While no one doubted this moment would eventually come, I don’t think anyone anticipated the speed with which the FCA would begin to examine the impact of MiFID II on research payments. Last week’s announcement that it had launched an investigation into whether the sell-side was pricing their investment research services (a) competitively and (b) in the spirit of the regulation came as a surprise to many.
It appears the FCA is determined to ensure that tactics are not being used to circumvent the directive and avoid regulatory oversight. The scrutiny will likely prompt producers of research to introduce multi-tiered ‘Pay as You Go’ pricing models and cease licencing waterfront access to their research libraries for nominal fees that – it has been argued – can be construed as an inducement. That the FCA is moving to uphold “the spirit” of the regulation further indicates that they will interrogate the way research services are being valued by asset managers and that historical broker vote systems, which are prone to personal and temporal bias, have been abandoned in favour of ex-ante assessments.
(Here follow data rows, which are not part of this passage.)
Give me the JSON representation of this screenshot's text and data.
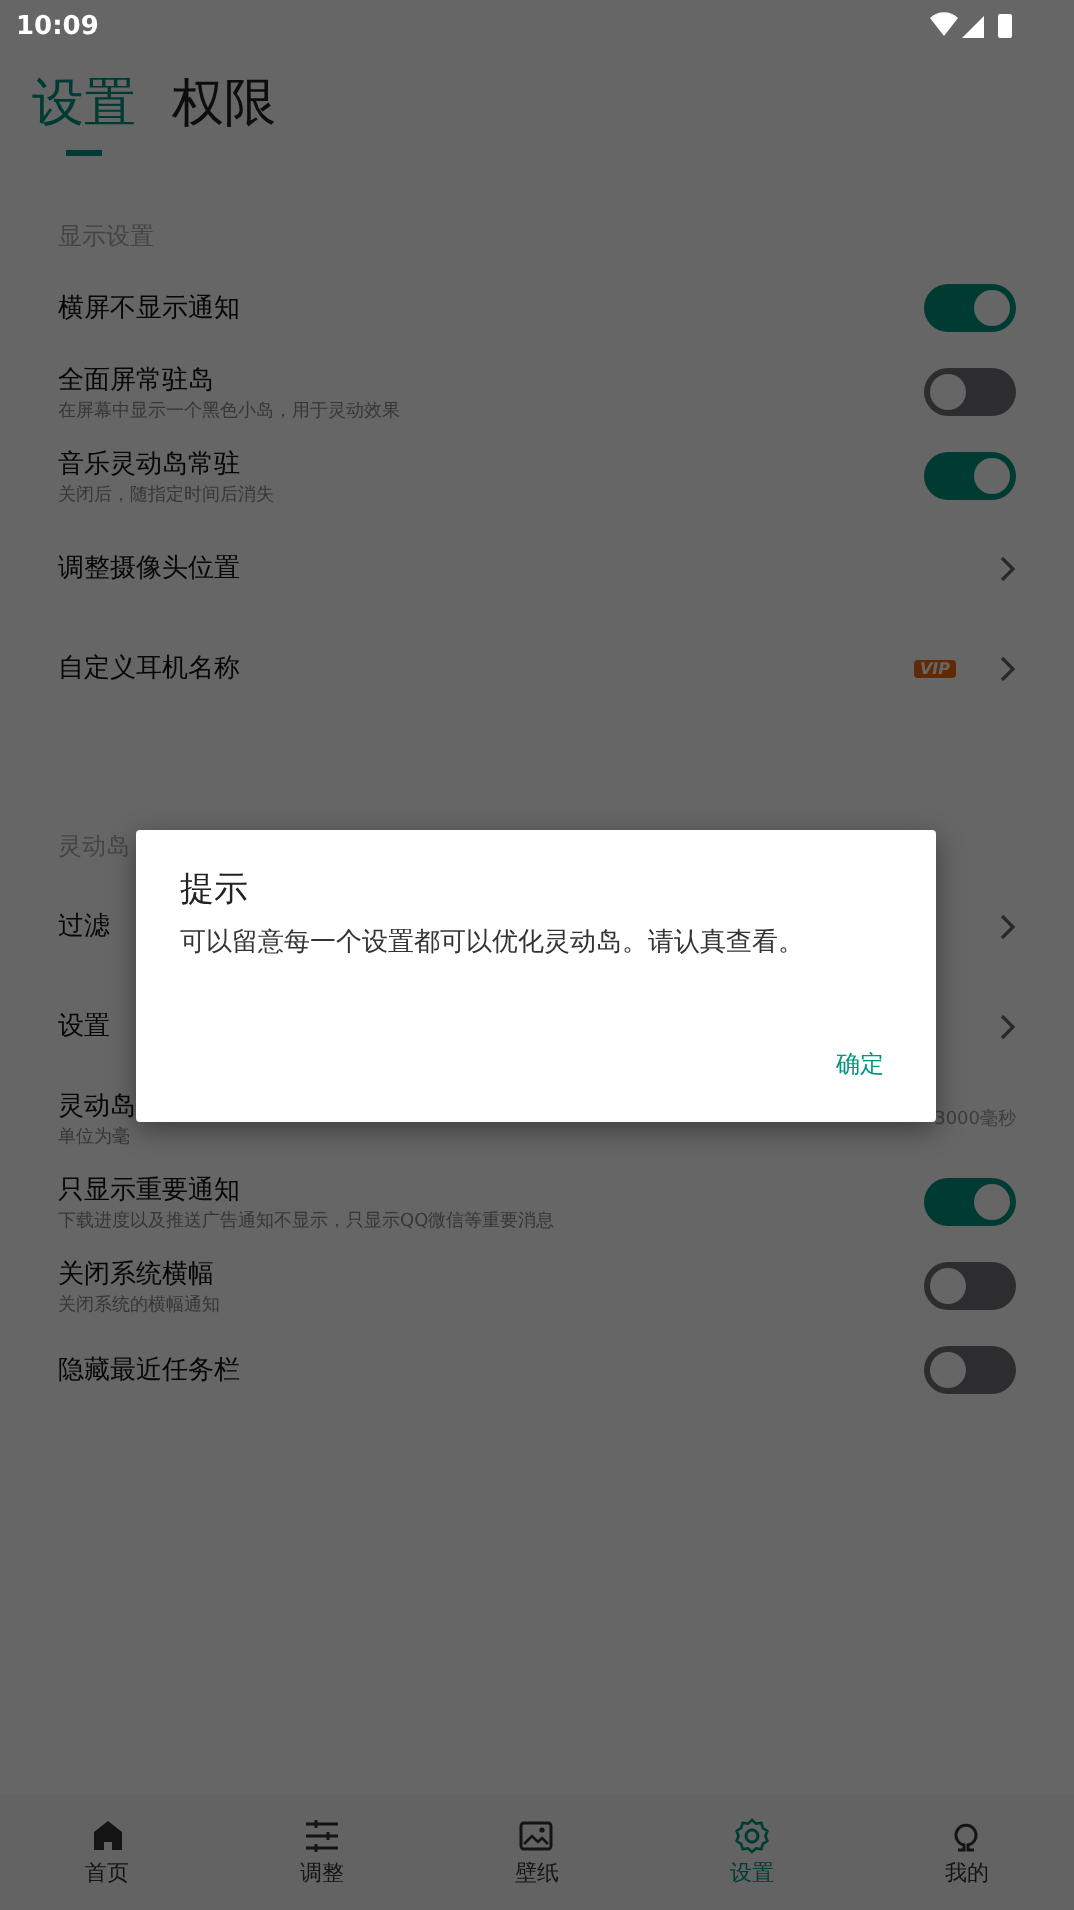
{
  "status_bar": {
    "time": "10:09"
  },
  "tabs": [
    {
      "label": "设置",
      "selected": true
    },
    {
      "label": "权限",
      "selected": false
    }
  ],
  "sections": [
    {
      "header": "显示设置",
      "rows": [
        {
          "kind": "toggle",
          "title": "横屏不显示通知",
          "on": true
        },
        {
          "kind": "toggle",
          "title": "全面屏常驻岛",
          "subtitle": "在屏幕中显示一个黑色小岛，用于灵动效果",
          "on": false
        },
        {
          "kind": "toggle",
          "title": "音乐灵动岛常驻",
          "subtitle": "关闭后，随指定时间后消失",
          "on": true
        },
        {
          "kind": "link",
          "title": "调整摄像头位置"
        },
        {
          "kind": "link",
          "title": "自定义耳机名称",
          "badge": "VIP"
        }
      ]
    },
    {
      "header": "灵动岛",
      "rows": [
        {
          "kind": "link",
          "title": "过滤"
        },
        {
          "kind": "link",
          "title": "设置"
        },
        {
          "kind": "value",
          "title": "灵动岛",
          "subtitle": "单位为毫",
          "value": "3000毫秒"
        },
        {
          "kind": "toggle",
          "title": "只显示重要通知",
          "subtitle": "下载进度以及推送广告通知不显示，只显示QQ微信等重要消息",
          "on": true
        },
        {
          "kind": "toggle",
          "title": "关闭系统横幅",
          "subtitle": "关闭系统的横幅通知",
          "on": false
        },
        {
          "kind": "toggle",
          "title": "隐藏最近任务栏",
          "on": false
        }
      ]
    }
  ],
  "dialog": {
    "title": "提示",
    "message": "可以留意每一个设置都可以优化灵动岛。请认真查看。",
    "buttons": [
      "确定"
    ]
  },
  "bottom_nav": [
    {
      "label": "首页",
      "kind": "home",
      "selected": false
    },
    {
      "label": "调整",
      "kind": "sliders",
      "selected": false
    },
    {
      "label": "壁纸",
      "kind": "image",
      "selected": false
    },
    {
      "label": "设置",
      "kind": "gear",
      "selected": true
    },
    {
      "label": "我的",
      "kind": "person",
      "selected": false
    }
  ]
}
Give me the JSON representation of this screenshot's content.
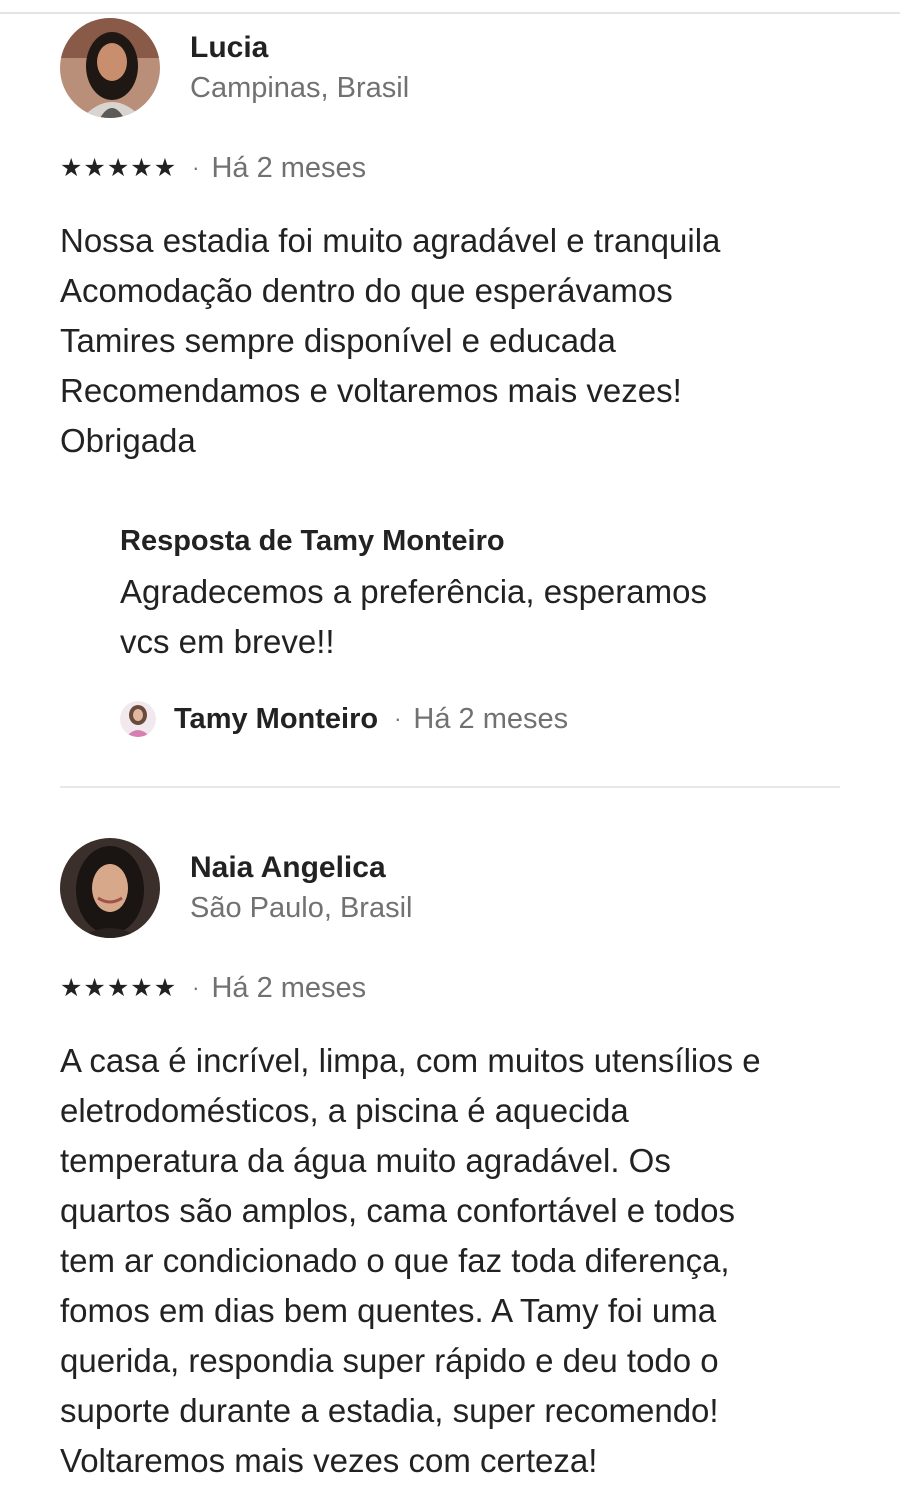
{
  "reviews": [
    {
      "name": "Lucia",
      "location": "Campinas, Brasil",
      "rating": 5,
      "date": "Há 2 meses",
      "text_lines": [
        "Nossa estadia foi muito agradável e tranquila",
        "Acomodação dentro do que esperávamos",
        "Tamires sempre disponível e educada",
        "Recomendamos e voltaremos mais vezes!",
        "Obrigada"
      ],
      "response": {
        "title": "Resposta de Tamy Monteiro",
        "text_lines": [
          "Agradecemos a preferência, esperamos",
          "vcs em breve!!"
        ],
        "host_name": "Tamy Monteiro",
        "date": "Há 2 meses"
      }
    },
    {
      "name": "Naia Angelica",
      "location": "São Paulo, Brasil",
      "rating": 5,
      "date": "Há 2 meses",
      "text_lines": [
        "A casa é incrível, limpa, com muitos utensílios e",
        "eletrodomésticos, a piscina é aquecida",
        "temperatura da água muito agradável. Os",
        "quartos são amplos, cama confortável e todos",
        "tem ar condicionado o que faz toda diferença,",
        "fomos em dias bem quentes. A Tamy foi uma",
        "querida, respondia super rápido e deu todo o",
        "suporte durante a estadia, super recomendo!",
        "Voltaremos mais vezes com certeza!"
      ]
    }
  ],
  "separator": "·",
  "icons": {
    "star": "star-icon"
  }
}
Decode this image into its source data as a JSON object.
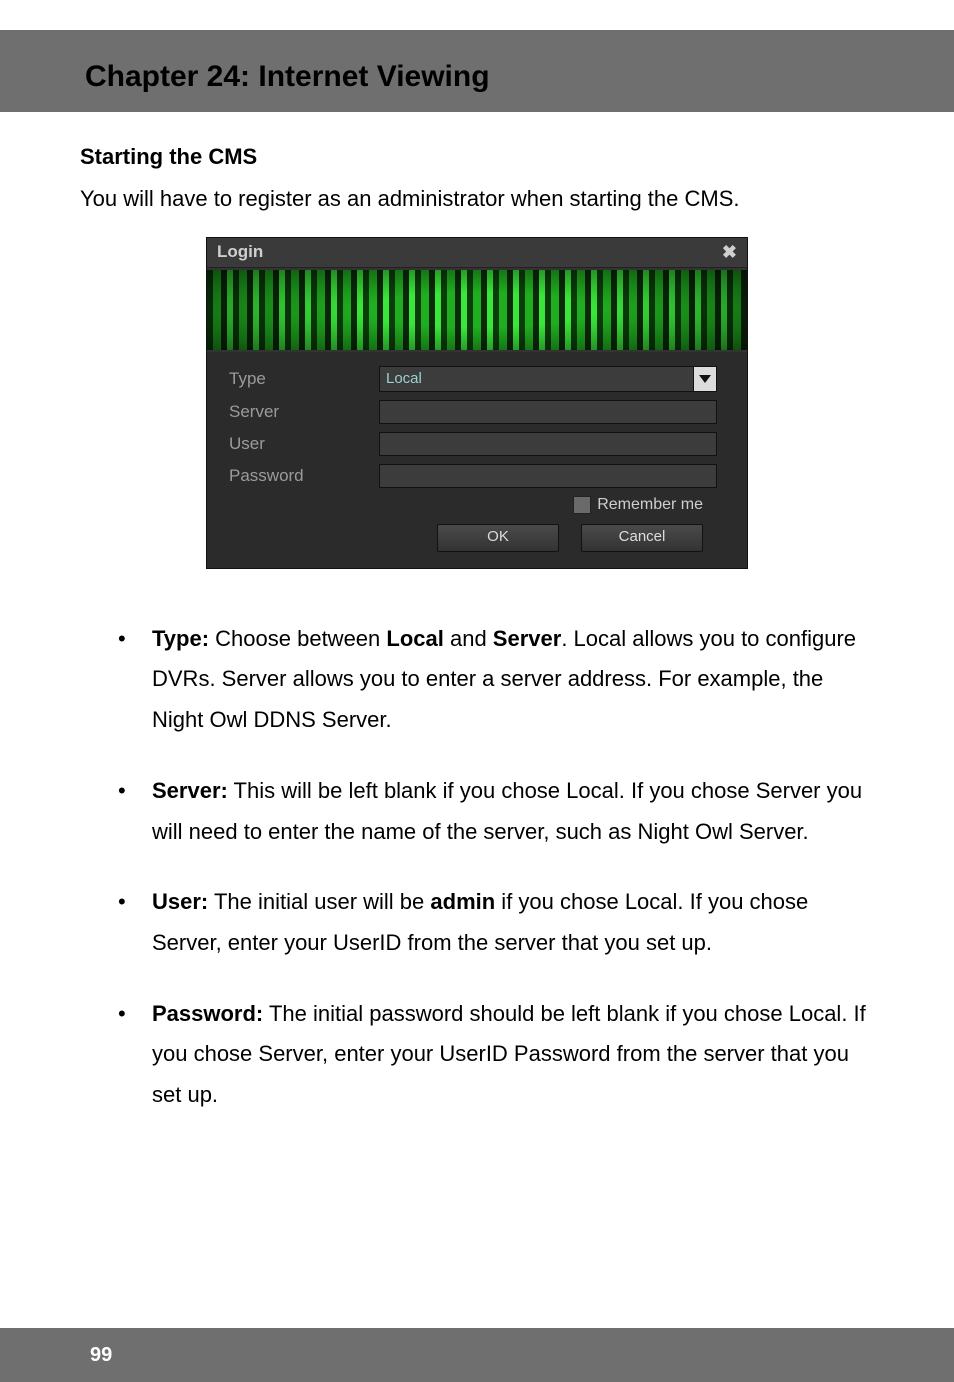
{
  "header": {
    "title": "Chapter 24: Internet Viewing"
  },
  "section": {
    "heading": "Starting the CMS"
  },
  "intro": "You will have to register as an administrator when starting the CMS.",
  "login_dialog": {
    "title": "Login",
    "close_glyph": "✖",
    "labels": {
      "type": "Type",
      "server": "Server",
      "user": "User",
      "password": "Password"
    },
    "values": {
      "type_selected": "Local",
      "server": "",
      "user": "",
      "password": ""
    },
    "remember_label": "Remember me",
    "buttons": {
      "ok": "OK",
      "cancel": "Cancel"
    }
  },
  "bullets": {
    "type": {
      "lead": "Type:",
      "t1": " Choose between ",
      "b1": "Local",
      "t2": " and ",
      "b2": "Server",
      "t3": ". Local allows you to configure DVRs. Server allows you to enter a server address. For example, the Night Owl DDNS Server."
    },
    "server": {
      "lead": "Server:",
      "t1": " This will be left blank if you chose Local. If you chose Server you will need to enter the name of the server, such as Night Owl Server."
    },
    "user": {
      "lead": "User:",
      "t1": " The initial user will be ",
      "b1": "admin",
      "t2": " if you chose Local. If you chose Server, enter your UserID from the server that you set up."
    },
    "password": {
      "lead": "Password:",
      "t1": " The initial password should be left blank if you chose Local. If you chose Server, enter your UserID Password from the server that you set up."
    }
  },
  "footer": {
    "page_number": "99"
  }
}
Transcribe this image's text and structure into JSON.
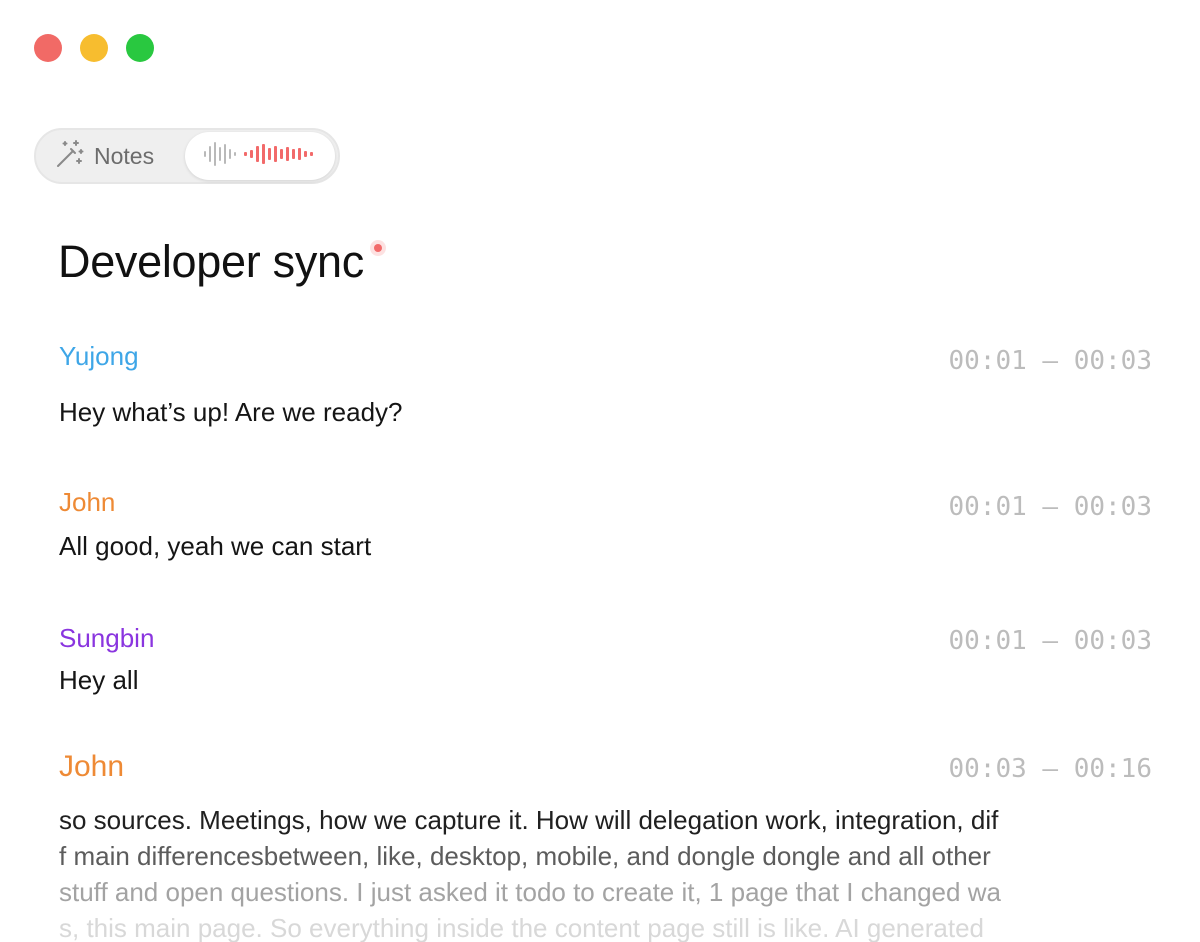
{
  "window": {
    "traffic_lights": {
      "close": "#f16a66",
      "minimize": "#f7bd2f",
      "zoom": "#29c840"
    }
  },
  "mode_toggle": {
    "notes_label": "Notes",
    "notes_icon": "magic-wand-icon",
    "recording_icon": "waveform-icon",
    "active": "recording",
    "recording_color": "#f26a6a"
  },
  "page": {
    "title": "Developer sync",
    "recording_indicator_color": "#f26a6a"
  },
  "transcript": [
    {
      "speaker": "Yujong",
      "color": "#3ea6e7",
      "time": "00:01 — 00:03",
      "text": "Hey what’s up! Are we ready?"
    },
    {
      "speaker": "John",
      "color": "#ee8a35",
      "time": "00:01 — 00:03",
      "text": "All good, yeah we can start"
    },
    {
      "speaker": "Sungbin",
      "color": "#8a35df",
      "time": "00:01 — 00:03",
      "text": "Hey all"
    },
    {
      "speaker": "John",
      "color": "#ee8a35",
      "time": "00:03 — 00:16",
      "lines": [
        "so sources. Meetings, how we capture it. How will delegation work, integration, dif",
        "f main differencesbetween, like, desktop, mobile, and dongle dongle and all other",
        "stuff and open questions. I just asked it todo to create it, 1 page that I changed wa",
        "s, this main page. So everything inside the content page still is like. AI generated"
      ]
    }
  ]
}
The upshot of this all will inevitably be more work for asset managers, with whom the responsibility to record and value research interactions lies. The time-consuming act of logging and valuing research consumption through manual methods is simply untenable when pressure on margins is unprecedented. Moreover, such methods are prone to being inaccurate and incomplete, and distract revenue generators from their core activities. FeedStock’s automatic data gathering functionality resolves these challenges while making users more competitive.
As unexpected as it may have been, this week’s announcement should be seen as warning shots for the ill-prepared.